Writing in TNR, Ed Kilgore describes the roadblocks in Mitt Romney’s path to the 2012 Republican presidential nomination. Romney will be going from being the full-spectrum conservative in the top tier to the most moderate top-tier candidate without changing any of his own positions. The ground has just shifted beneath his feet. But I think Kilgore makes too much of the differences between 2008 and now. I think Romney’s biggest problem, aside from Romneycare, is precisely this: “Back then, running against ‘maverick’ John McCain, social-issues heretic Rudy Giuliani, and economic-issues dissenter Mike Huckabee, Romney was essentially the movement conservative candidate in the race.”
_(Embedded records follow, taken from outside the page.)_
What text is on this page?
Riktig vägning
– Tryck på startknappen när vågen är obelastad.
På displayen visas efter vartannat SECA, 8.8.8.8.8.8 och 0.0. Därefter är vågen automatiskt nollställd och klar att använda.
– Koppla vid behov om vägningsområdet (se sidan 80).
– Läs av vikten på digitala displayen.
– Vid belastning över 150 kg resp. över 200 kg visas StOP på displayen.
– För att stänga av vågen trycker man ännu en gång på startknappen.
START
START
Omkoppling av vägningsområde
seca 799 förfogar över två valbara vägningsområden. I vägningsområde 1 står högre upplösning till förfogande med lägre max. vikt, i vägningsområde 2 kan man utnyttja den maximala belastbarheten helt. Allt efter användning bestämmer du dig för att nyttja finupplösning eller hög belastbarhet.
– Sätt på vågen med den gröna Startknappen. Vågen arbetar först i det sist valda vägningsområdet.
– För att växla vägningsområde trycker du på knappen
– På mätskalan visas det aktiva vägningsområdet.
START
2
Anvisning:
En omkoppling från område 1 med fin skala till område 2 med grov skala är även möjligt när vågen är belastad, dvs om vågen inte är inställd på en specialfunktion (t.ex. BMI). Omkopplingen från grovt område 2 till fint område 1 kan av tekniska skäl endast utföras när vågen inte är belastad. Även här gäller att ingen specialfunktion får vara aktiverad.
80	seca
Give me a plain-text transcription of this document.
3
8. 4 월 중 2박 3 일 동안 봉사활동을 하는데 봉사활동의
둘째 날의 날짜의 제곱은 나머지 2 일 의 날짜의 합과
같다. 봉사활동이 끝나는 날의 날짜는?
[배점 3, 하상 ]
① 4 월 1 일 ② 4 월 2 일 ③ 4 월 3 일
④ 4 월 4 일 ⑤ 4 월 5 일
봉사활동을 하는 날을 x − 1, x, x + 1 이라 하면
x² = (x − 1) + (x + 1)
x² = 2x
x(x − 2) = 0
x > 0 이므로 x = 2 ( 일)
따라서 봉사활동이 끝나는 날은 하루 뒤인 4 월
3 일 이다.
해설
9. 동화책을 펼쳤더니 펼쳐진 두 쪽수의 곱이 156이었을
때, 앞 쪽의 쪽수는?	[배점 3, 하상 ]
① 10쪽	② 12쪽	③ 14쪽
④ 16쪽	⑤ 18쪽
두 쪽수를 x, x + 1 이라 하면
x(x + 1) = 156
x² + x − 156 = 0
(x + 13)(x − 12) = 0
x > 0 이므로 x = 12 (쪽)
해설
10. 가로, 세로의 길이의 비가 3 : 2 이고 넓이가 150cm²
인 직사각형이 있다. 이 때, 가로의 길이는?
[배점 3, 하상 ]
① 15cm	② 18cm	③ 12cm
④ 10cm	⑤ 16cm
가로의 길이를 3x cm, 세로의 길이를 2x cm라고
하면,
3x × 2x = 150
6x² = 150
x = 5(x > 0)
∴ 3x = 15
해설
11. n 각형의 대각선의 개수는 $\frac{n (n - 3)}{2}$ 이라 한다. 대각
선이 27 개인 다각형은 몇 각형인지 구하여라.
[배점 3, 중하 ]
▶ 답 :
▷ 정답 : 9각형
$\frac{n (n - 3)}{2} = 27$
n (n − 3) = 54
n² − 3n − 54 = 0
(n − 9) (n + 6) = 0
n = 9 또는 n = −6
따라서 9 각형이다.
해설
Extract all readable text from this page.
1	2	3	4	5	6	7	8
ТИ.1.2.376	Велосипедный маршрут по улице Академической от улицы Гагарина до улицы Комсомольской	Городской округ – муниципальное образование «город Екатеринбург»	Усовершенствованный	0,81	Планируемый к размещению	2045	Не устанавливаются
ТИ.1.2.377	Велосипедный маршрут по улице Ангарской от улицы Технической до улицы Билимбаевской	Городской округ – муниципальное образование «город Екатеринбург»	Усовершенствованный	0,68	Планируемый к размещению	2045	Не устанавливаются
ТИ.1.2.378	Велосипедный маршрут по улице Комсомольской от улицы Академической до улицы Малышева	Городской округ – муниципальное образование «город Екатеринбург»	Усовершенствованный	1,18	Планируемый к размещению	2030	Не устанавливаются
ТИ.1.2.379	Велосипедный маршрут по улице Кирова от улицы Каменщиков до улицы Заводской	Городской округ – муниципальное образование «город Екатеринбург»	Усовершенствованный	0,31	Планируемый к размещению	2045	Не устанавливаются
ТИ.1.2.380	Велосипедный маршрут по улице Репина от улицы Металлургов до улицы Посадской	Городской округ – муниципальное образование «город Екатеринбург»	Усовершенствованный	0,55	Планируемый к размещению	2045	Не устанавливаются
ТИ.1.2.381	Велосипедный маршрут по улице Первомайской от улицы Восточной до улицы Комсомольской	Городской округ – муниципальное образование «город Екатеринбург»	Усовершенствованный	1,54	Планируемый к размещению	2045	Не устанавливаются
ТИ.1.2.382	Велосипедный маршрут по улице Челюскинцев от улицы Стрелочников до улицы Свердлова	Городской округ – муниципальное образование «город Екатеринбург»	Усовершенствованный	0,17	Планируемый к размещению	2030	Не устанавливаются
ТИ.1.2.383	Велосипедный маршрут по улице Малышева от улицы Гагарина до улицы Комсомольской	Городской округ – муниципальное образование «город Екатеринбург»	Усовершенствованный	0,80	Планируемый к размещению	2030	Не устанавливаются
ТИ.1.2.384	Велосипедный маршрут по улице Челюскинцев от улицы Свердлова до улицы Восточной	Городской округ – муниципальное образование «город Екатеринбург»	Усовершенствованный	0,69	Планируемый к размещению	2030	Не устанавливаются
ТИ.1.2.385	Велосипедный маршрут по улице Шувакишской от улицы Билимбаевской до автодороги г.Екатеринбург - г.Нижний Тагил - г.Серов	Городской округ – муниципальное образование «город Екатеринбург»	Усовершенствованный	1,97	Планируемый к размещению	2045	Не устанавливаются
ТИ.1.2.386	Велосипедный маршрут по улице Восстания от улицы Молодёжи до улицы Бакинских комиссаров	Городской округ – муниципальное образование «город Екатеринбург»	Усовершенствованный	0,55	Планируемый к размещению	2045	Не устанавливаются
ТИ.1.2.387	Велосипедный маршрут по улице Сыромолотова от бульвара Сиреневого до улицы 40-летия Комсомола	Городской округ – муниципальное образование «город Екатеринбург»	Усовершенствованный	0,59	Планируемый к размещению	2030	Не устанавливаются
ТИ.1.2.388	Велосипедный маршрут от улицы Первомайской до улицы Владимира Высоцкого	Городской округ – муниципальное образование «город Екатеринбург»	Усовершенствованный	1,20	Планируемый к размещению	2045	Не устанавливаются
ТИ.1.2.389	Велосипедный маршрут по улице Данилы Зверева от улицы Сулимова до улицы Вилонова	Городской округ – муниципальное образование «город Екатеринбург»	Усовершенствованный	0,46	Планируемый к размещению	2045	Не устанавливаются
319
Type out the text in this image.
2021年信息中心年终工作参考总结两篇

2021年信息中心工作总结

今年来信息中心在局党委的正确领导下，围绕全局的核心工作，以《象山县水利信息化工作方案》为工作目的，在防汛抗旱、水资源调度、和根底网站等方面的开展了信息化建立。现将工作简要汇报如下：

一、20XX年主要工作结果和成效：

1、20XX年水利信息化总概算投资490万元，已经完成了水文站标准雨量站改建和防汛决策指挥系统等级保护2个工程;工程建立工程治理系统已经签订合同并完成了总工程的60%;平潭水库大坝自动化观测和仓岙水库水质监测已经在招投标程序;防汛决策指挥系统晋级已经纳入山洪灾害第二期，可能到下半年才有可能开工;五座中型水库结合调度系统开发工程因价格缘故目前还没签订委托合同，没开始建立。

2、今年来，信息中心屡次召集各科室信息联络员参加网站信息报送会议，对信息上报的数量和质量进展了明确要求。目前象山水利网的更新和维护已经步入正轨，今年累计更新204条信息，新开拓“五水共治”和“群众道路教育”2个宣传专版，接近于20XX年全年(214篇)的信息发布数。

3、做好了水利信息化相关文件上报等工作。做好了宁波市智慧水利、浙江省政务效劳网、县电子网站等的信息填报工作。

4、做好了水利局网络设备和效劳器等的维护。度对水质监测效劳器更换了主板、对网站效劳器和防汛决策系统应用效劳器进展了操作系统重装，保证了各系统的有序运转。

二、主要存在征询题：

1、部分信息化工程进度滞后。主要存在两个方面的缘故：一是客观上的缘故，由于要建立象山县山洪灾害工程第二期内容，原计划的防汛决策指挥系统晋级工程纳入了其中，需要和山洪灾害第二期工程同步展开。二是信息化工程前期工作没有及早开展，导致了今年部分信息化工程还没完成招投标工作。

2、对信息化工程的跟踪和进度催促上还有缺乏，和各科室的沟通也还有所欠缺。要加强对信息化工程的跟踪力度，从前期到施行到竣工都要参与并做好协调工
And yet Romney wasn’t able to consolidate conservative support even back then. He wasn’t putting up the kind of numbers in the South he would have needed to beat McCain from the right. His support in Iowa proved shallow. Whether it was his pro-choice past or his Mormonism, evangelicals weren’t uniting behind him. Granted, the conservative vote was split and he didn’t emerge as the “anybody but McCain” candidate until very late in the game (almost certainly too late). But it was these underlying problems that created openings for Huckabee and Fred Thompson in the first place.
Certainly, Romney can win. But he has some problems. Meanwhile, Michele Bachmann outraised Romney in the first quarter.